Bleck joined about 50 other environmental activists, teachers and politicians at a rally Wednesday afternoon in Daley Plaza, calling for the removal of lead pipes in Chicago and a robust Lead and Copper Rule Improvements policy from the Environmental Protection Agency, which will likely be released later this month.
[ A decade into the work, Chicago is finally taking out toxic lead pipes when it replaces water mains ]
Activists carried signs saying “Let’s get the lead out, Chicago” and chanted “these lead pipes have got to go.” One person dressed in a toxic lead pipe costume, featuring a bright orange and yellow danger sign.
“This rule can potentially help us get the lead lines out faster and more equitably. And this means that we can help put our front-line communities at the front of the line to get their lead pipes out and get safe, clean drinking water,” said Angela Guyadeen, director of the Natural Resources Defense Council’ Safe Water Initiative.
Debra Shore, regional administrator for the EPA’s office in Chicago, said the new lead rule would prioritize proactive lead service line replacement, strengthen compliance tap sampling and reduce complexity of the regulation.
Utility groups estimate that Illinois leads the country with roughly 400,000 lead service lines, connecting homes and two-flats to municipal water systems. Chicago’s plumbing code required using the toxic metal until 1986, decades after most other major U.S. cities banned it.
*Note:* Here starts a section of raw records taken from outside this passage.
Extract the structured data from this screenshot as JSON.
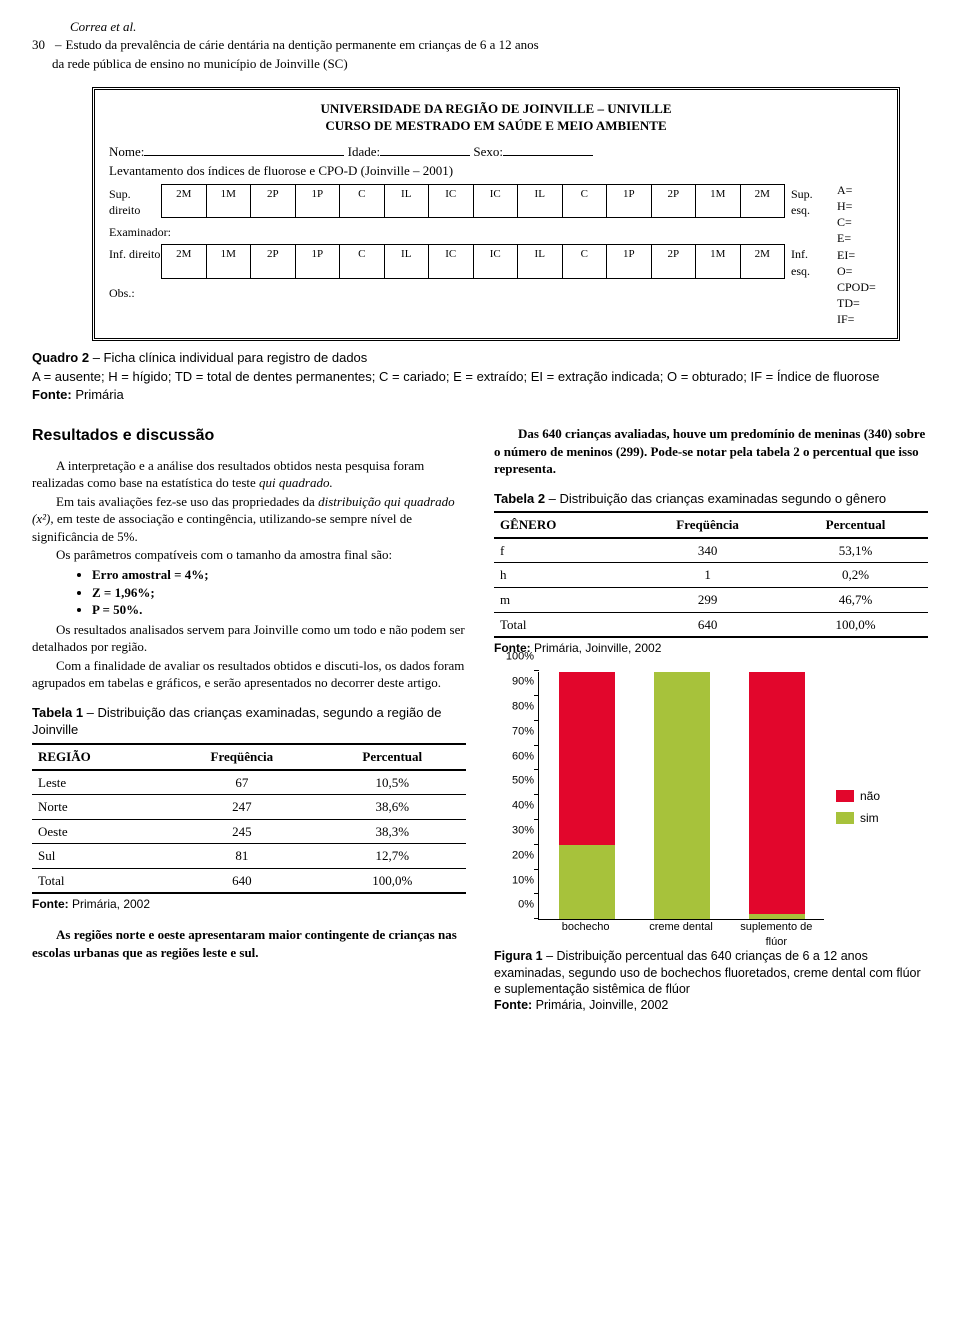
{
  "header": {
    "page": "30",
    "authors": "Correa et al.",
    "title_l1": "Estudo da prevalência de cárie dentária na dentição permanente em crianças de 6 a 12 anos",
    "title_l2": "da rede pública de ensino no município de Joinville (SC)"
  },
  "form": {
    "line1": "UNIVERSIDADE DA REGIÃO DE JOINVILLE – UNIVILLE",
    "line2": "CURSO DE MESTRADO EM SAÚDE E MEIO AMBIENTE",
    "nome": "Nome:",
    "idade": "Idade:",
    "sexo": "Sexo:",
    "levant": "Levantamento dos índices de fluorose e CPO-D (Joinville – 2001)",
    "sup_d": "Sup. direito",
    "inf_d": "Inf. direito",
    "sup_e": "Sup. esq.",
    "inf_e": "Inf. esq.",
    "exam": "Examinador:",
    "obs": "Obs.:",
    "teeth": [
      "2M",
      "1M",
      "2P",
      "1P",
      "C",
      "IL",
      "IC",
      "IC",
      "IL",
      "C",
      "1P",
      "2P",
      "1M",
      "2M"
    ],
    "legend": [
      "A=",
      "H=",
      "C=",
      "E=",
      "EI=",
      "O=",
      "CPOD=",
      "TD=",
      "IF="
    ]
  },
  "quadro": {
    "caption_b": "Quadro 2",
    "caption_t": " – Ficha clínica individual para registro de dados",
    "legend": "A = ausente; H = hígido; TD = total de dentes permanentes; C = cariado; E = extraído; EI = extração indicada; O = obturado; IF = Índice de fluorose",
    "fonte_b": "Fonte:",
    "fonte_t": " Primária"
  },
  "left": {
    "h": "Resultados e discussão",
    "p1": "A interpretação e a análise dos resultados obtidos nesta pesquisa foram realizadas como base na estatística do teste ",
    "p1i": "qui quadrado.",
    "p2a": "Em tais avaliações fez-se uso das propriedades da ",
    "p2i": "distribuição qui quadrado (x²)",
    "p2b": ", em teste de associação e contingência, utilizando-se sempre nível de significância de 5%.",
    "p3": "Os parâmetros compatíveis com o tamanho da amostra final são:",
    "b1": "Erro amostral = 4%;",
    "b2": "Z = 1,96%;",
    "b3": "P = 50%.",
    "p4": "Os resultados analisados servem para Joinville como um todo e não podem ser detalhados por região.",
    "p5": "Com a finalidade de avaliar os resultados obtidos e discuti-los, os dados foram agrupados em tabelas e gráficos, e serão apresentados no decorrer deste artigo.",
    "t1cap_b": "Tabela 1",
    "t1cap_t": " – Distribuição das crianças examinadas, segundo a região de Joinville",
    "t1h": [
      "REGIÃO",
      "Freqüência",
      "Percentual"
    ],
    "t1r": [
      [
        "Leste",
        "67",
        "10,5%"
      ],
      [
        "Norte",
        "247",
        "38,6%"
      ],
      [
        "Oeste",
        "245",
        "38,3%"
      ],
      [
        "Sul",
        "81",
        "12,7%"
      ],
      [
        "Total",
        "640",
        "100,0%"
      ]
    ],
    "t1f_b": "Fonte:",
    "t1f_t": " Primária, 2002",
    "p6": "As regiões norte e oeste apresentaram maior contingente de crianças nas escolas urbanas que as regiões leste e sul."
  },
  "right": {
    "p1": "Das 640 crianças avaliadas, houve um predomínio de meninas (340) sobre o número de meninos (299). Pode-se notar pela tabela 2 o percentual que isso representa.",
    "t2cap_b": "Tabela 2",
    "t2cap_t": " – Distribuição das crianças examinadas segundo o gênero",
    "t2h": [
      "GÊNERO",
      "Freqüência",
      "Percentual"
    ],
    "t2r": [
      [
        "f",
        "340",
        "53,1%"
      ],
      [
        "h",
        "1",
        "0,2%"
      ],
      [
        "m",
        "299",
        "46,7%"
      ],
      [
        "Total",
        "640",
        "100,0%"
      ]
    ],
    "t2f_b": "Fonte:",
    "t2f_t": " Primária, Joinville, 2002"
  },
  "chart": {
    "type": "stacked-bar-100",
    "ymax": 100,
    "yticks": [
      0,
      10,
      20,
      30,
      40,
      50,
      60,
      70,
      80,
      90,
      100
    ],
    "categories": [
      "bochecho",
      "creme dental",
      "suplemento de flúor"
    ],
    "series": [
      {
        "name": "não",
        "color": "#e2062c",
        "values": [
          70,
          0,
          98
        ]
      },
      {
        "name": "sim",
        "color": "#a7c23b",
        "values": [
          30,
          100,
          2
        ]
      }
    ],
    "legend": [
      {
        "label": "não",
        "color": "#e2062c"
      },
      {
        "label": "sim",
        "color": "#a7c23b"
      }
    ],
    "bg": "#ffffff",
    "axis_color": "#000000",
    "label_fontsize": 11
  },
  "fig": {
    "cap_b": "Figura 1",
    "cap_t": " – Distribuição percentual das 640 crianças de 6 a 12 anos examinadas, segundo uso de bochechos fluoretados, creme dental com flúor e suplementação sistêmica de flúor",
    "f_b": "Fonte:",
    "f_t": " Primária, Joinville, 2002"
  }
}
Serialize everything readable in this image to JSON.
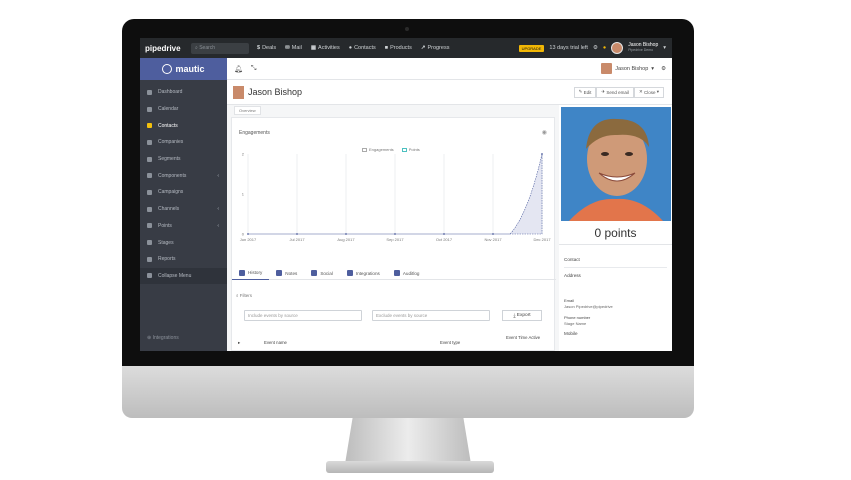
{
  "colors": {
    "accent": "#4e5e9e",
    "pipedrive_bar": "#26292c",
    "sidebar": "#383c45",
    "active_icon": "#f3c00d"
  },
  "pipedrive": {
    "logo": "pipedrive",
    "search_placeholder": "Search",
    "nav": [
      {
        "label": "Deals",
        "icon": "dollar-icon"
      },
      {
        "label": "Mail",
        "icon": "mail-icon"
      },
      {
        "label": "Activities",
        "icon": "calendar-icon"
      },
      {
        "label": "Contacts",
        "icon": "person-icon"
      },
      {
        "label": "Products",
        "icon": "box-icon"
      },
      {
        "label": "Progress",
        "icon": "chart-icon"
      }
    ],
    "upgrade": "UPGRADE",
    "trial_text": "13 days trial left",
    "user_name": "Jason Bishop",
    "user_sub": "Pipedrive Demo"
  },
  "mautic": {
    "logo": "mautic",
    "menu": [
      {
        "label": "Dashboard",
        "icon": "dashboard-icon"
      },
      {
        "label": "Calendar",
        "icon": "calendar-icon"
      },
      {
        "label": "Contacts",
        "icon": "contacts-icon",
        "active": true
      },
      {
        "label": "Companies",
        "icon": "building-icon"
      },
      {
        "label": "Segments",
        "icon": "segments-icon"
      },
      {
        "label": "Components",
        "icon": "puzzle-icon",
        "arrow": "‹"
      },
      {
        "label": "Campaigns",
        "icon": "clock-icon"
      },
      {
        "label": "Channels",
        "icon": "rss-icon",
        "arrow": "‹"
      },
      {
        "label": "Points",
        "icon": "calculator-icon",
        "arrow": "‹"
      },
      {
        "label": "Stages",
        "icon": "stages-icon"
      },
      {
        "label": "Reports",
        "icon": "reports-icon"
      },
      {
        "label": "Collapse Menu",
        "icon": "collapse-icon"
      }
    ],
    "footer": "Integrations",
    "top_user": "Jason Bishop"
  },
  "contact": {
    "name": "Jason Bishop",
    "subnav": "Overview",
    "buttons": [
      "Edit",
      "Send email",
      "Close"
    ],
    "engagements_title": "Engagements",
    "legend": [
      "Engagements",
      "Points"
    ],
    "tabs": [
      "History",
      "Notes",
      "Social",
      "Integrations",
      "Auditlog"
    ],
    "filter_label": "Filters",
    "include_placeholder": "Include events by source",
    "exclude_placeholder": "Exclude events by source",
    "export_label": "Export",
    "table_headers": [
      "Event name",
      "Event type",
      "Event Time Active"
    ],
    "points_text": "0 points",
    "right_labels": [
      "Contact",
      "Address",
      "Email",
      "Jason Pipedrive@pipedrive",
      "Phone number",
      "Stage Name",
      "Mobile"
    ]
  },
  "chart_data": {
    "type": "area",
    "x": [
      "Jun 2017",
      "Jul 2017",
      "Aug 2017",
      "Sep 2017",
      "Oct 2017",
      "Nov 2017",
      "Dec 2017"
    ],
    "series": [
      {
        "name": "Engagements",
        "values": [
          0,
          0,
          0,
          0,
          0,
          0,
          2
        ]
      }
    ],
    "ylim": [
      0,
      2
    ],
    "yticks": [
      "0",
      "1",
      "2"
    ]
  }
}
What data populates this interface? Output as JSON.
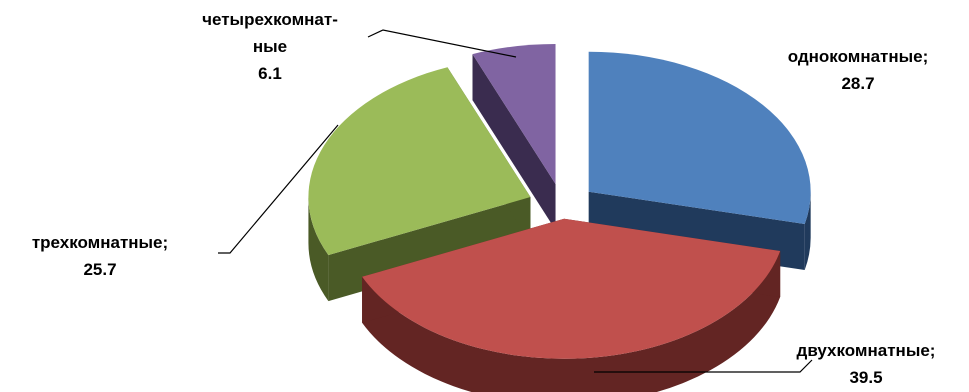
{
  "chart_data": {
    "type": "pie",
    "style": "3d-exploded",
    "title": "",
    "unit": "%",
    "categories": [
      "однокомнатные",
      "двухкомнатные",
      "трехкомнатные",
      "четырехкомнатные"
    ],
    "values": [
      28.7,
      39.5,
      25.7,
      6.1
    ],
    "colors": [
      "#4F81BD",
      "#C0504D",
      "#9BBB59",
      "#8064A2"
    ],
    "side_colors": [
      "#203A5C",
      "#632523",
      "#4A5A26",
      "#3A2C4F"
    ],
    "labels": [
      {
        "lines": [
          "однокомнатные;",
          "28.7"
        ]
      },
      {
        "lines": [
          "двухкомнатные;",
          "39.5"
        ]
      },
      {
        "lines": [
          "трехкомнатные;",
          "25.7"
        ]
      },
      {
        "lines": [
          "четырехкомнат-",
          "ные",
          "6.1"
        ]
      }
    ],
    "legend": "none"
  }
}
A 2018 Chicago Tribune analysis found that lead in tap water is a danger throughout Illinois, and that more than 80% of Illinoisans live in a community where lead was detected during the previous six years.
Angela Tovar, the city’s chief sustainability officer, said Mayor Brandon Johnson’s administration is committed to removing lead pipes so Chicagoans can “drink water from the tap without worry.” She also called for more federal funding to support getting rid of lead service lines, a process she said would create jobs.
“We know that lead disproportionately impacts Black and brown communities,” she said. “We need to do better; we need to expand on the programs that we have as a city.”
President Joe Biden’s administration released a plan in 2021 to remove the nation’s 9.2 million lead pipes within 10 years, setting aside $15 billion from the infrastructure law to replace them. Illinois received about $230 million from that program this year. The city is borrowing another $336 million through a low-interest federal loan program for water projects.
“We need more though,” said Ram Villivalam, a democratic state senator representing the Northwest Side and northwest suburbs.
Villivalam said when his son was 3-years-old he experienced high lead levels, something he called a “heartbreaking moment.” Ingesting even tiny concentrations of lead can permanently damage the developing brains of children and contribute to heart disease, kidney failure and other health problems later in life.
“We cannot have our youth having their global development in jeopardy by having lead service lines in our city, in our county, in our state,” he said. “I’m going to work with you all at the state level to do whatever it takes to get the funding we need to replace these lead service lines and do it faster than we put forth before.”
At the rally, Samuel Corona, an organizer with the justice collective Bridges//Puentes, held up a bottle which he said contained tap water from a home on the Southeast Side with 1,100 ppb of lead — about 73 times the EPA’s action level of 15 ppb.
“This is what our kids are possibly brushing their teeth, drinking water or anything like that,” Corona said.
“My community is tired,” he added. “All we’re asking for are three basic rights. The right to clean water to drink, clean air to breathe, clean soil to plant our roots and let our families grow.”